Mais en regardant les visages de ces enfants autour de nous, je ne vois pas beaucoup de sourires et les regards sont sévères. Il est facile de voir que les habitants de Goma, en particulier ses enfants, ont connu le pire de ce que la vie peut apporter.

Les difficultés de coût et de qualité à l'école primaire Mboga

Nous avons assisté à une leçon dans une classe de 3ème année, sous la direction de l’enseignant Jean-Paul Niyibizi. Les garçons et les filles se ressemblent, des cheveux coupés ras et les mêmes uniformes avec une chemise blanche et un pantalon bleu marine. On dirait que les filles essayent de se cacher. Les enfants suivent de près les instructions de leur maître, levant la main pour répondre aux questions, applaudissant en rythme pour féliciter une bonne réponse, mais les questions posées sont très simples, relevant davantage du niveau d’élèves de maternelle.

L'école primaire de Mboga accueille 363 élèves, dont 150 sont orphelins. Il y a 11 classes, de la 1ère à la 6ème année. L’école commence à sept heures du matin et se termine à 12h35. L'école emploie 10 enseignants, mais trois d'entre eux ne sont pas rémunérés. C’est un problème commun en RDC, où les parents doivent souvent contribuer aux frais de fonctionnement de l'école car le budget de l'éducation est insuffisant pour couvrir toutes les dépenses.

Juste à l’extérieur de la salle de classe de 3ème année, nous recontrons Tegera, un garçon de 12 ans qui n’en paraît pas plus de 8. Il fréquente une école à proximité et parle anglais car, depuis la perte de sa famille pendant le conflit, il a passé du temps avec les soldats de la force du maintien de la paix des Nations Unies, la MONUSCO. Il vit maintenant avec une famille d'accueil et dit qu'il veut être professeur quand il sera grand. Tegera s’accroche à son professeur, Matthieu Nyota, mais je ne suis pas certaine que ce garçon pourra réaliser son rêve.
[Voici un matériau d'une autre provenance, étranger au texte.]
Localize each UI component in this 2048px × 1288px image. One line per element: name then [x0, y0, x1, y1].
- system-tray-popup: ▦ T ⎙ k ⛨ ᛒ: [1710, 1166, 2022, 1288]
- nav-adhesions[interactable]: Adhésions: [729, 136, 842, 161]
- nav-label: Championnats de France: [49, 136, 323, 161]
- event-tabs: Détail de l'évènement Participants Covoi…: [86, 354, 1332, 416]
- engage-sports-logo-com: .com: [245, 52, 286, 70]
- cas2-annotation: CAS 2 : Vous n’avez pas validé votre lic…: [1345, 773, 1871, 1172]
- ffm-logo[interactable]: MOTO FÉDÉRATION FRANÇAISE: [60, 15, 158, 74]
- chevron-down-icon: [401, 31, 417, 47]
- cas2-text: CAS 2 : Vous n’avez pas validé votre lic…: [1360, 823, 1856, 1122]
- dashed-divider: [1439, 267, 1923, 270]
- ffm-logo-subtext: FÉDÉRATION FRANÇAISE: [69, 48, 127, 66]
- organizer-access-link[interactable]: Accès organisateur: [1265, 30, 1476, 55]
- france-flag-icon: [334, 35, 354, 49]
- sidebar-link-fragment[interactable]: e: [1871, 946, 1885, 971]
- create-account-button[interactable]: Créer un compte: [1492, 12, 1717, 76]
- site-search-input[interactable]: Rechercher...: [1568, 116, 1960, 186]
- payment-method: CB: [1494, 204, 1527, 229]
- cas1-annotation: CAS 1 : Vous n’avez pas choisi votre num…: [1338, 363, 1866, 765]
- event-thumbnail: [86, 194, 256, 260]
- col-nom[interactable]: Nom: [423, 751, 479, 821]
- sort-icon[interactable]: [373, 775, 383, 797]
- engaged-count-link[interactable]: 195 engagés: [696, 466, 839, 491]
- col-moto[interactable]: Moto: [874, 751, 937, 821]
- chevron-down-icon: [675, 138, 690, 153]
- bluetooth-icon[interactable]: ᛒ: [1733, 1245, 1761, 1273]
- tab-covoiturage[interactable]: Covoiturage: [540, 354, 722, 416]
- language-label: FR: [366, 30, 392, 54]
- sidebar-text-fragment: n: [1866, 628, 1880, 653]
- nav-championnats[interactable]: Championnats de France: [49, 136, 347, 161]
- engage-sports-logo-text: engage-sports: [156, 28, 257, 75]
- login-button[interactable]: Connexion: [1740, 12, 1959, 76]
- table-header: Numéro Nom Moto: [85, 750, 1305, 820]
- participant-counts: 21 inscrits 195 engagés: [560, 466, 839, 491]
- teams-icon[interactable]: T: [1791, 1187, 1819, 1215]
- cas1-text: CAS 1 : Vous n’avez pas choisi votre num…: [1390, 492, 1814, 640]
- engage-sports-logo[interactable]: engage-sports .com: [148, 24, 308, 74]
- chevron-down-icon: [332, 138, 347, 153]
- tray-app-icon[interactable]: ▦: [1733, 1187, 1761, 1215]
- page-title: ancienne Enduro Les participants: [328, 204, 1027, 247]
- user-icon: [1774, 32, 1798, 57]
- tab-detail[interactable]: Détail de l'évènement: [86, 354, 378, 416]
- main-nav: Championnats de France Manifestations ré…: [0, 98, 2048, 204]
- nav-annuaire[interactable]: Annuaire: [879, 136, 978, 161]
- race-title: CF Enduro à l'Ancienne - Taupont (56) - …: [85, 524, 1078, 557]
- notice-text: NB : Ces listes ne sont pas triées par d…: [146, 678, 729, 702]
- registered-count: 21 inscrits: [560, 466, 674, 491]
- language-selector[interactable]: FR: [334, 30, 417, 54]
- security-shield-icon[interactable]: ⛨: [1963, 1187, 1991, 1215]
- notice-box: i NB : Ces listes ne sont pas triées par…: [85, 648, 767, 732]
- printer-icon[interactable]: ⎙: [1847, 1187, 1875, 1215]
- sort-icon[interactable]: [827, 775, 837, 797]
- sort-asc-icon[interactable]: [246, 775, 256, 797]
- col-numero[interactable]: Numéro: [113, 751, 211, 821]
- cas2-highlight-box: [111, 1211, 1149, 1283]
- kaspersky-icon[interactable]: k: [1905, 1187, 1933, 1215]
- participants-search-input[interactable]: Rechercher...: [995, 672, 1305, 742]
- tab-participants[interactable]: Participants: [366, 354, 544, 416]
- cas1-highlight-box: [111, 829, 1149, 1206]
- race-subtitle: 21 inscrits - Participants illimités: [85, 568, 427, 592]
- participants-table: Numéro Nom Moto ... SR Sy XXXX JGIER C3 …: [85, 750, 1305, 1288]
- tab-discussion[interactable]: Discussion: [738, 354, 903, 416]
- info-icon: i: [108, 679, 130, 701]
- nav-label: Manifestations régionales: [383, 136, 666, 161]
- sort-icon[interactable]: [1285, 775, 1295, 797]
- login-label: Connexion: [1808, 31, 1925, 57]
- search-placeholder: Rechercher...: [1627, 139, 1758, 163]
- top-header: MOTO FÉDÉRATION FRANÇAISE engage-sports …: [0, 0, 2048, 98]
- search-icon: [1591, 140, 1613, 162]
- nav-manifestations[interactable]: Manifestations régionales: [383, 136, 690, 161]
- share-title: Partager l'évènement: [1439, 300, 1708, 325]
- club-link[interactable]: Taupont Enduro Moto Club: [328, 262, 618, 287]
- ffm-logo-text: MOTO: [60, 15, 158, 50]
Le choix de l’espoir malgré les défis immenses

Une fillette à l'école primaire Kanzi à Gemena. Crédit: GPE/Federico ScoppaLes deux visites m’ont laissée pleine d’espoir et en même temps inquiète. Les deux écoles ont reçu un soutien grâce au financement de 100 millions de dollars US que le Partenariat mondial a alloué à la RDC en 2013, et qui se terminera en 2016: à Gemena, l'école a été reconstruite et rénovée grâce au financement. À Goma et Gemena, les manuels ont été achetés grâce au financement. Le financement a été approuvé par le Conseil du GPE en 2012 suite à l'approbation du plan intérimaire pour le secteur de l'éducation de la RDC par les partenaires de l'éducation du pays.

En tout, le financement a déjà soutenu la distribution de plus de 20 millions de manuels scolaires à travers le pays. La construction d'écoles, la formation des enseignants et le soutien à l'administration des écoles sont concentrés dans les deux provinces cibles de l'Équateur et du Kasaï Occidental.

Mais les enfants reçoivent une éducation encore médiocre et le taux d'achèvement de l'école primaire, de 69% en moyenne, doit être amélioré. L’école n’est pas encore totalement gratuite, malgré la loi adoptée par le pays en 2010, et les parents doivent souvent en supporter les coûts, ou bien ne pas envoyer leurs enfants à l'école.

Malgré ces défis, je choisis d'être optimiste et de croire que la République démocratique du Congo est sur la bonne voie quant à l'amélioration de son système éducatif, même si le chemin est encore long.